Considering what you get, hosting is inexpensive. Particularly when you compare it to the cost of setting up and maintaining a Web server and high-speed Internet connection yourself. For small and medium-sized businesses, the decision to outsource Web services to a hosting company is a no-brainer.
You can usually get basic services for $25/mo or less. Even a fairly high-powered account with database support usually goes for $100 or less. Add-on services are usually available for nominal fees.
Selecting a Host
If you are setting up a personal site, you may already have all the hosting you need. There is a good chance that your Internet Service Provider gives you a certain amount of free space on their server that you can use to set up a personal site. Friends and family can get to your site if the know the proper URL; for example, www.LogicalExpressions.com/james.
There are literally thousands of hosting companies out there, and there is very little consistency in the services they offer or the prices they charge, partly because the underlying technology differs and it changes constantly. You have to shop smart here, and remember that you often get what you pay for.
Free hosting services are rarely truly free, and they rarely offer the services a business Web site requires.

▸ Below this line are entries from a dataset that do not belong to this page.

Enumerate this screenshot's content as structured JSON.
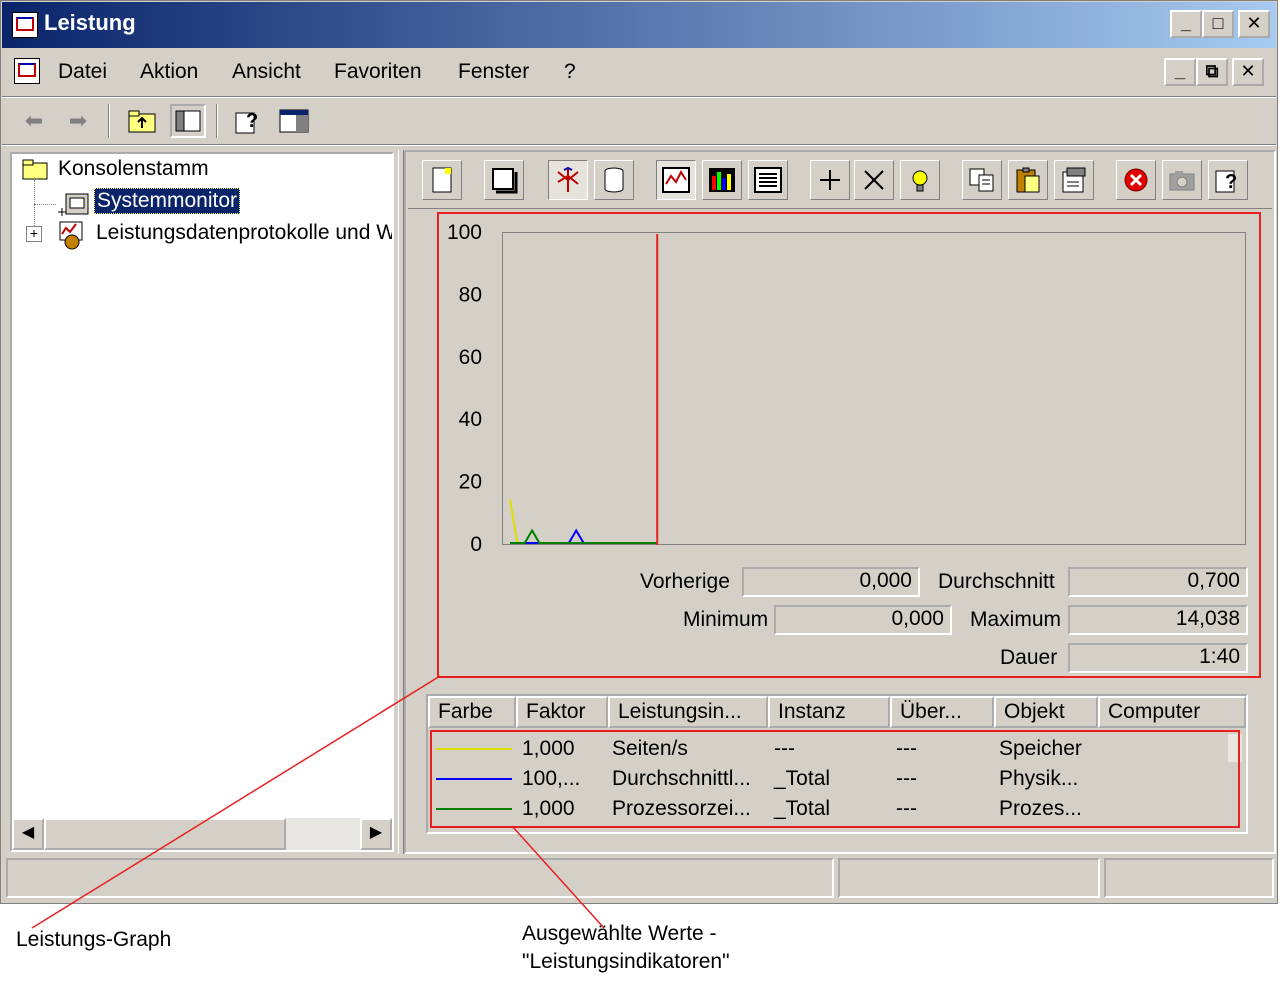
{
  "window": {
    "title": "Leistung"
  },
  "menu": [
    "Datei",
    "Aktion",
    "Ansicht",
    "Favoriten",
    "Fenster",
    "?"
  ],
  "tree": {
    "root": "Konsolenstamm",
    "items": [
      {
        "label": "Systemmonitor",
        "selected": true
      },
      {
        "label": "Leistungsdatenprotokolle und Warnungen",
        "selected": false
      }
    ]
  },
  "graph_toolbar": {
    "icons": [
      "new-counter-set-icon",
      "clear-display-icon",
      "current-activity-icon",
      "log-data-icon",
      "view-graph-icon",
      "view-histogram-icon",
      "view-report-icon",
      "add-icon",
      "delete-icon",
      "highlight-icon",
      "copy-properties-icon",
      "paste-counter-list-icon",
      "properties-icon",
      "freeze-display-icon",
      "update-data-icon",
      "help-icon"
    ]
  },
  "chart_data": {
    "type": "line",
    "ylim": [
      0,
      100
    ],
    "yticks": [
      "100",
      "80",
      "60",
      "40",
      "20",
      "0"
    ],
    "series": [
      {
        "color": "#e0e000",
        "x": [
          0,
          1,
          2,
          3,
          4,
          5,
          6,
          7,
          8,
          9,
          10,
          11,
          12,
          13,
          14,
          15,
          16,
          17,
          18,
          19,
          20
        ],
        "values": [
          14.038,
          0,
          0,
          0,
          0,
          0,
          0,
          0,
          0,
          0,
          0,
          0,
          0,
          0,
          0,
          0,
          0,
          0,
          0,
          0,
          0
        ]
      },
      {
        "color": "#0000ff",
        "x": [
          0,
          1,
          2,
          3,
          4,
          5,
          6,
          7,
          8,
          9,
          10,
          11,
          12,
          13,
          14,
          15,
          16,
          17,
          18,
          19,
          20
        ],
        "values": [
          0,
          0,
          0,
          0,
          0,
          0,
          0,
          0,
          0,
          4,
          0,
          0,
          0,
          0,
          0,
          0,
          0,
          0,
          0,
          0,
          0
        ]
      },
      {
        "color": "#008000",
        "x": [
          0,
          1,
          2,
          3,
          4,
          5,
          6,
          7,
          8,
          9,
          10,
          11,
          12,
          13,
          14,
          15,
          16,
          17,
          18,
          19,
          20
        ],
        "values": [
          0,
          0,
          0,
          4,
          0,
          0,
          0,
          0,
          0,
          0,
          0,
          0,
          0,
          0,
          0,
          0,
          0,
          0,
          0,
          0,
          0
        ]
      }
    ],
    "current_position_x": 20,
    "x_capacity": 100,
    "grid": false
  },
  "stats": {
    "vorherige_label": "Vorherige",
    "vorherige": "0,000",
    "durchschnitt_label": "Durchschnitt",
    "durchschnitt": "0,700",
    "minimum_label": "Minimum",
    "minimum": "0,000",
    "maximum_label": "Maximum",
    "maximum": "14,038",
    "dauer_label": "Dauer",
    "dauer": "1:40"
  },
  "counters": {
    "headers": [
      "Farbe",
      "Faktor",
      "Leistungsin...",
      "Instanz",
      "Über...",
      "Objekt",
      "Computer"
    ],
    "rows": [
      {
        "color": "#e0e000",
        "faktor": "1,000",
        "counter": "Seiten/s",
        "instanz": "---",
        "ueber": "---",
        "objekt": "Speicher"
      },
      {
        "color": "#0000ff",
        "faktor": "100,...",
        "counter": "Durchschnittl...",
        "instanz": "_Total",
        "ueber": "---",
        "objekt": "Physik..."
      },
      {
        "color": "#008000",
        "faktor": "1,000",
        "counter": "Prozessorzei...",
        "instanz": "_Total",
        "ueber": "---",
        "objekt": "Prozes..."
      }
    ]
  },
  "annotations": {
    "graph": "Leistungs-Graph",
    "values_line1": "Ausgewählte Werte -",
    "values_line2": "\"Leistungsindikatoren\""
  }
}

Providing hosting services costs money, so if it isn't obvious how they make that money back, you should be suspicious. Also, most of these so-called free sites severely limit your disk space utilization, bandwidth (which affects the performance of your site), transfers (which affects how many visitors you can have), or they require you to display their advertisements on your Web pages.
You may have seen articles on how to select a hosting service based on their statistics, but realistically, the best statistics possible won't make it any easier to deal with them when you need support. Your best bet is to rely on recommendations from other businesses that are happy with their hosting company. Ultimately, the way you are treated when you call to ask about their service will be a good indicator of how they will respond to you once you hand over your money. The hosting market is very competitive, so you don't have to settle for a company with whom you aren't comfortable.